Even if you wanted to, you couldn’t buy test-tube hot dogs for your Memorial Day barbecue, but maybe in a decade or so we’ll all be noshing on barbecued goodies raised in the sterility of a laboratory near you. Doesn’t that sound tasty? Or yucky? For me, it’s a little bit of both.
I’m fascinated by in-vitro meat. In part, I’m drawn in by this strange intellectual and visceral war it brings out in me. The resulting meat could eventually be tasty and environmentally sustainable. At the same time, I like good, real food. I just joined a CSA. I grow herbs and vegetables. My parents each grew up on farms. I can see where science might be able to feed people with high quality meat from a lab. But, intuitively, my body isn’t quite sure whether I’d like it. Considering how wary I used to be of “mystery meat” in school cafeterias, it’s hard to figure out whether there’s a real future for it in supermarkets and restaurants.
I love the complex cast of characters that enter the discussion of lab-grown meat: a hodge podge of scientists from stem cell researchers to engineers, animal rights activists, chefs, food activists and sustainability experts. So Michael Specter‘s New Yorker story, “Test-Tube Burgers” was right up my geeky alley.
Lab-grown meat is a fascinating tissue-engineering problem, with all the same challenges of building organs in a laboratory for transplant. It has all the great drama of an automated architectural design challenge. What structures, conditions and chemicals do you need to allow a few seed cells to produce the marbled muscle that becomes good meat. The biggest scientific challenge is producing blood vessels to feed the tissue and create meat-like texture.
Specter’s story connects all of the threads of science, food, sustainability and even “the yuck factor” right back to the Petri dish. If you have a chance this weekend, it’s worth the read. I dare you to read it while the burgers are on the grill.
Photo Credit: stevendepolo on flickr
Where my interest in in-vitro meat began: I wrote this short item for Discover about 5 years ago.
This seems like the next progressive step in the meat production world. With the high environmental and economical costs associated with live stock to be able to produce the “essential” parts seems a logical step. Just as long as farms don’t disappear entirely. But I guess we’d get a whole new class of “factory meats”.
I’ll finish by asking if vegetarians can have lab grown products why shouldn’t meat eaters too?

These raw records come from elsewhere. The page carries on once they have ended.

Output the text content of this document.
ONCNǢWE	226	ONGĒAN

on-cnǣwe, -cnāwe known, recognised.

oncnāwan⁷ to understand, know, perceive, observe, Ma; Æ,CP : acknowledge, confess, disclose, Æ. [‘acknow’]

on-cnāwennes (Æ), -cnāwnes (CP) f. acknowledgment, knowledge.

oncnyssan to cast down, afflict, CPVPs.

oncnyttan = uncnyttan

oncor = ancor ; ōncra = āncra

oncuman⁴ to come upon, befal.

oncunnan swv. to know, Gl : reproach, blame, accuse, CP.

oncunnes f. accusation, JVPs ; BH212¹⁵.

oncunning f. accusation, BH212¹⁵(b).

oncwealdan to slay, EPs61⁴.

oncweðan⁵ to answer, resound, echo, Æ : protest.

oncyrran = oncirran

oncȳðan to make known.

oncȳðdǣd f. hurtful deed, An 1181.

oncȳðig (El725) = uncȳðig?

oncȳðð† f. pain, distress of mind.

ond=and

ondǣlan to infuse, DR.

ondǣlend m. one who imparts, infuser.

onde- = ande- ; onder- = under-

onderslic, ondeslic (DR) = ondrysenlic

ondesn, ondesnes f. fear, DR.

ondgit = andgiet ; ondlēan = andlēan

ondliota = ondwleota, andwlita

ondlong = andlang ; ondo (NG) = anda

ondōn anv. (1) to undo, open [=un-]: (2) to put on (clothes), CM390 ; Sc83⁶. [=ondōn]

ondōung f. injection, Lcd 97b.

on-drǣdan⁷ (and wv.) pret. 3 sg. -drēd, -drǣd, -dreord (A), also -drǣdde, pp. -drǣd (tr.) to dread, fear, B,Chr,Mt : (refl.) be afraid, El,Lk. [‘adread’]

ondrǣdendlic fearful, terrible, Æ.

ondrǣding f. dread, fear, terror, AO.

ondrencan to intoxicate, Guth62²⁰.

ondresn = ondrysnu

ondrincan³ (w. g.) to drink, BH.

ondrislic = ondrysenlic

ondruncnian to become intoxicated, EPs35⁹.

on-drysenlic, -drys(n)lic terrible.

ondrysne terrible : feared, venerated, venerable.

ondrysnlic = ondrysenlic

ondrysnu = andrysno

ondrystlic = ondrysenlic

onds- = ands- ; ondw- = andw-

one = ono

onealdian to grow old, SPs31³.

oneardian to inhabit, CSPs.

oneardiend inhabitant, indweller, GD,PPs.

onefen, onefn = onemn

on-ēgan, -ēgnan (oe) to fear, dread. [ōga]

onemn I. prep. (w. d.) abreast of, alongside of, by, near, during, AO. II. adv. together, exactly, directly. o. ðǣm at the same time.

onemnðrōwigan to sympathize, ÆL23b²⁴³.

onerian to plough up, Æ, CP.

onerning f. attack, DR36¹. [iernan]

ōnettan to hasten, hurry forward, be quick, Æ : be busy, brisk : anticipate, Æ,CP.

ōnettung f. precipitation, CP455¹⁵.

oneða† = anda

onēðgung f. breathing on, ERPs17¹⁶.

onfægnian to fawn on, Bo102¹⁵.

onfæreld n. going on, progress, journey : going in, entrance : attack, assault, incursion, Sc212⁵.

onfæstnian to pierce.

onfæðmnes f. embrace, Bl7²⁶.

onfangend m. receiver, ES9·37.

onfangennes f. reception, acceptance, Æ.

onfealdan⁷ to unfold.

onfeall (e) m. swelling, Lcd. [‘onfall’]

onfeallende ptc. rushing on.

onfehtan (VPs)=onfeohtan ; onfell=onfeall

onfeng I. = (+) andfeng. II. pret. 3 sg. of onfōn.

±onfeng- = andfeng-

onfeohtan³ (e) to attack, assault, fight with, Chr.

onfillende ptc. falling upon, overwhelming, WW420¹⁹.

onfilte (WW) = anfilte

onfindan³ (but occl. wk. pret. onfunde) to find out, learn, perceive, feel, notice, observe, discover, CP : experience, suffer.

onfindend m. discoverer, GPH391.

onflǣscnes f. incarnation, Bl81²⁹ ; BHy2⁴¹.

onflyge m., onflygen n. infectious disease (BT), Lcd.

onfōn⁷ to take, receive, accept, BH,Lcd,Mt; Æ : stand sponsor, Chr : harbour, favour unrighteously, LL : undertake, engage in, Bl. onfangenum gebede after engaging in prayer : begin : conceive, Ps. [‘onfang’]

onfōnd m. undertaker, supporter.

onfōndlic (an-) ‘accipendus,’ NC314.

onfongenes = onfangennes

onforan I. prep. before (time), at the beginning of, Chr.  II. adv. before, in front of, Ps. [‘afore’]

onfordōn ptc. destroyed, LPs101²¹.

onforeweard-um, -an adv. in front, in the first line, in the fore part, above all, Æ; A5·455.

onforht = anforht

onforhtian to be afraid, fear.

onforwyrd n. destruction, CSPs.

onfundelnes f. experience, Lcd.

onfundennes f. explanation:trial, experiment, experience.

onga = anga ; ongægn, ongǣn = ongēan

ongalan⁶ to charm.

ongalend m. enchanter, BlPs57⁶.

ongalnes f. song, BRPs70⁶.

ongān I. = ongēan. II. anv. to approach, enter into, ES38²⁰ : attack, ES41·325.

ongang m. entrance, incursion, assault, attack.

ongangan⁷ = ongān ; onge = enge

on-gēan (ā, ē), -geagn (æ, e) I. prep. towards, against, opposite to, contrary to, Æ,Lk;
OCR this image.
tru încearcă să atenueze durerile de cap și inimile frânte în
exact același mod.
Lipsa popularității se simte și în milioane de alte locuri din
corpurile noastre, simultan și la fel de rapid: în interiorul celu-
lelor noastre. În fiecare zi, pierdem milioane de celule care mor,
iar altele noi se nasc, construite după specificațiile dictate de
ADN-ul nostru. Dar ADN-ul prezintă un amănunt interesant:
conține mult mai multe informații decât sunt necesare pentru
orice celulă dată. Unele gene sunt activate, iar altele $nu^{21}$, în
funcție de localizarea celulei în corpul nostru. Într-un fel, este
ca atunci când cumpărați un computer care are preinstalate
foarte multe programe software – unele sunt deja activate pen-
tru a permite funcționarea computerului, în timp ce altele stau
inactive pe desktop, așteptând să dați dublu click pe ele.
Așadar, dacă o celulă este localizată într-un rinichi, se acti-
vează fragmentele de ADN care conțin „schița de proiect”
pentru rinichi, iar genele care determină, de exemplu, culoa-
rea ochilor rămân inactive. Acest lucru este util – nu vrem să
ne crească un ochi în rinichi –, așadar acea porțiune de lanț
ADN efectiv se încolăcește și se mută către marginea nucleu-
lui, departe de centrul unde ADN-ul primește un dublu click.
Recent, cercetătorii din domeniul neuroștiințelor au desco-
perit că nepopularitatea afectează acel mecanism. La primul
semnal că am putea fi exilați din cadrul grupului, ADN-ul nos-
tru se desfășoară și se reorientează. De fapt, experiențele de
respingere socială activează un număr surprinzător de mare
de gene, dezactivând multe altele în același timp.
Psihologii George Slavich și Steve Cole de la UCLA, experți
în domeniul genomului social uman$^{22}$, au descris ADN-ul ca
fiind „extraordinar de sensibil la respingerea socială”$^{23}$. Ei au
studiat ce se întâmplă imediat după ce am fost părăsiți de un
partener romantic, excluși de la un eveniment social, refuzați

I haven’t had a chance to look at it closely yet, but I’m guessing you might have seen this new study that compares the environmental impact of conventional livestock versus lab-grown meat. I think it’s a good idea as long as scientists can work out the kinks. Right now lab meat is still incredibly expensive to produce, and they don’t have the tissue engineering worked out to give it texture that compares to a pork chop or steak. My guess is that those issues will come in time, and if so, you’re probably right, factory meat could be its own class in the supermarket. But it does beg the question about what the consumer will do. Given the choice, will a person in the supermarket choose “factory meat,” farm-raised meat (likely priced at a premium), or bypass meat entirely? It might boil down to an interesting social science and economics question in the end.